There I am. Staring at the blank document. For nearly half an hour now. What I wanted to do? Write. But what I didn’t do? Write. I was waiting for inspiration to strike. I was waiting for something to write.
Nothing struck me. As time passed by, I thought why can’t I write about how I felt when I couldn’t get any topic to write about. What am I doing? What am I thinking? What should I do?
Was the document blank or my mind blank? I am sure it was the former, as my mind is always filled with something or the other.
I clicked on tabs after tabs in my browser, visited websites after websites. But I couldn’t find inspiration.
Then I thought why not find inspiration from inside. Why look for it outside?
Am I too much confused? Am I trying to be too much ambitious? Do I want to write at any cost?
Yes and No is the answer.
Here I am, writing this as I am thinking about what else to write. Here I am, writing about what to write when you don’t feel like writing. Here I am, trying to overcome my own Writer’s Block. Who told that Writer’s block isn’t real. It’s very real. But it can be overcome.
Maybe this writing is just an example. Maybe this is just a start for me. But a decent start nevertheless.

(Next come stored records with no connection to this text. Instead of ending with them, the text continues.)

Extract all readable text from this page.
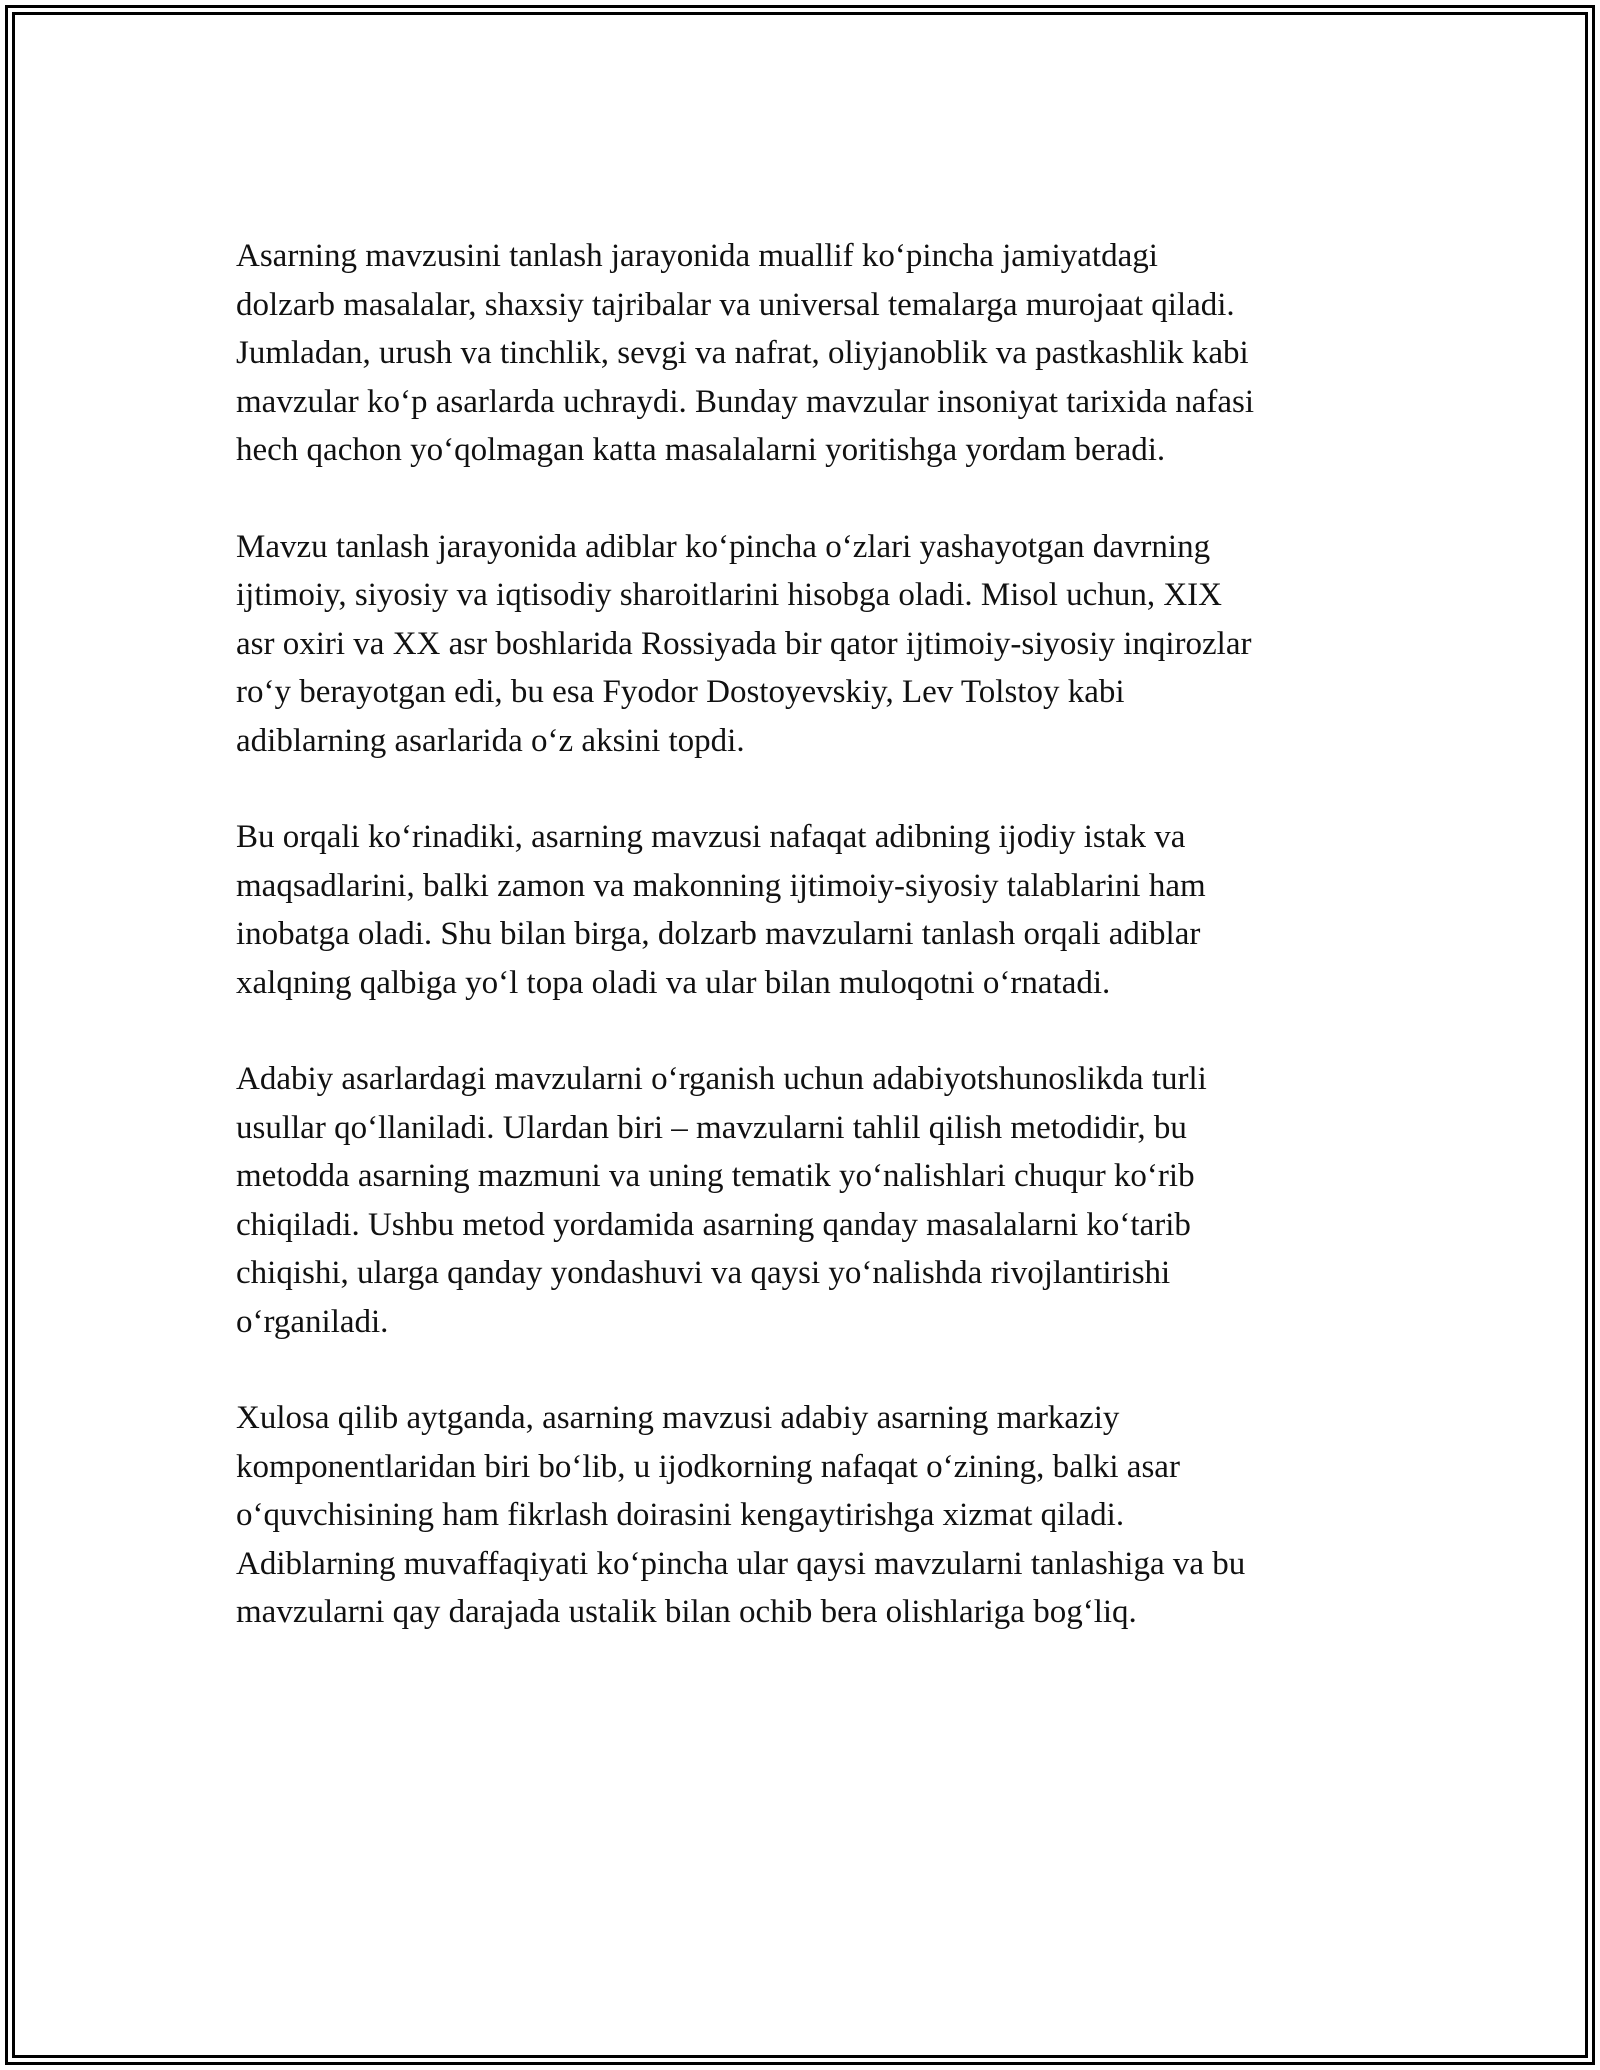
Asarning mavzusini tanlash jarayonida muallif ko‘pincha jamiyatdagi
dolzarb masalalar, shaxsiy tajribalar va universal temalarga murojaat qiladi.
Jumladan, urush va tinchlik, sevgi va nafrat, oliyjanoblik va pastkashlik kabi
mavzular ko‘p asarlarda uchraydi. Bunday mavzular insoniyat tarixida nafasi
hech qachon yo‘qolmagan katta masalalarni yoritishga yordam beradi.

Mavzu tanlash jarayonida adiblar ko‘pincha o‘zlari yashayotgan davrning
ijtimoiy, siyosiy va iqtisodiy sharoitlarini hisobga oladi. Misol uchun, XIX
asr oxiri va XX asr boshlarida Rossiyada bir qator ijtimoiy-siyosiy inqirozlar
ro‘y berayotgan edi, bu esa Fyodor Dostoyevskiy, Lev Tolstoy kabi
adiblarning asarlarida o‘z aksini topdi.

Bu orqali ko‘rinadiki, asarning mavzusi nafaqat adibning ijodiy istak va
maqsadlarini, balki zamon va makonning ijtimoiy-siyosiy talablarini ham
inobatga oladi. Shu bilan birga, dolzarb mavzularni tanlash orqali adiblar
xalqning qalbiga yo‘l topa oladi va ular bilan muloqotni o‘rnatadi.

Adabiy asarlardagi mavzularni o‘rganish uchun adabiyotshunoslikda turli
usullar qo‘llaniladi. Ulardan biri – mavzularni tahlil qilish metodidir, bu
metodda asarning mazmuni va uning tematik yo‘nalishlari chuqur ko‘rib
chiqiladi. Ushbu metod yordamida asarning qanday masalalarni ko‘tarib
chiqishi, ularga qanday yondashuvi va qaysi yo‘nalishda rivojlantirishi
o‘rganiladi.

Xulosa qilib aytganda, asarning mavzusi adabiy asarning markaziy
komponentlaridan biri bo‘lib, u ijodkorning nafaqat o‘zining, balki asar
o‘quvchisining ham fikrlash doirasini kengaytirishga xizmat qiladi.
Adiblarning muvaffaqiyati ko‘pincha ular qaysi mavzularni tanlashiga va bu
mavzularni qay darajada ustalik bilan ochib bera olishlariga bog‘liq.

Now the document at least is filled with some words. May not be what I originally expected to write.
But I wrote something nevertheless. And that was more important. I was no longer Staring at the Blank document. I was staring at my own musing, my own writing, my own work of art, my masterpiece, my work that will never betray me, my work that will never hate me for who I am.
There I am. I am no longer staring at the blank document.
Behind the scenes
I wrote this one day when I wanted to write but didn’t know what to write about. I could feel very anxious about something I wanted to write, but it just didn’t come. So instead of closing the window, I just started writing whatever I was thinking. And it worked. I wrote something, in the end, I felt relaxed. Like some big burden off your shoulders.
What do you generally do to get rid of your writer’s block?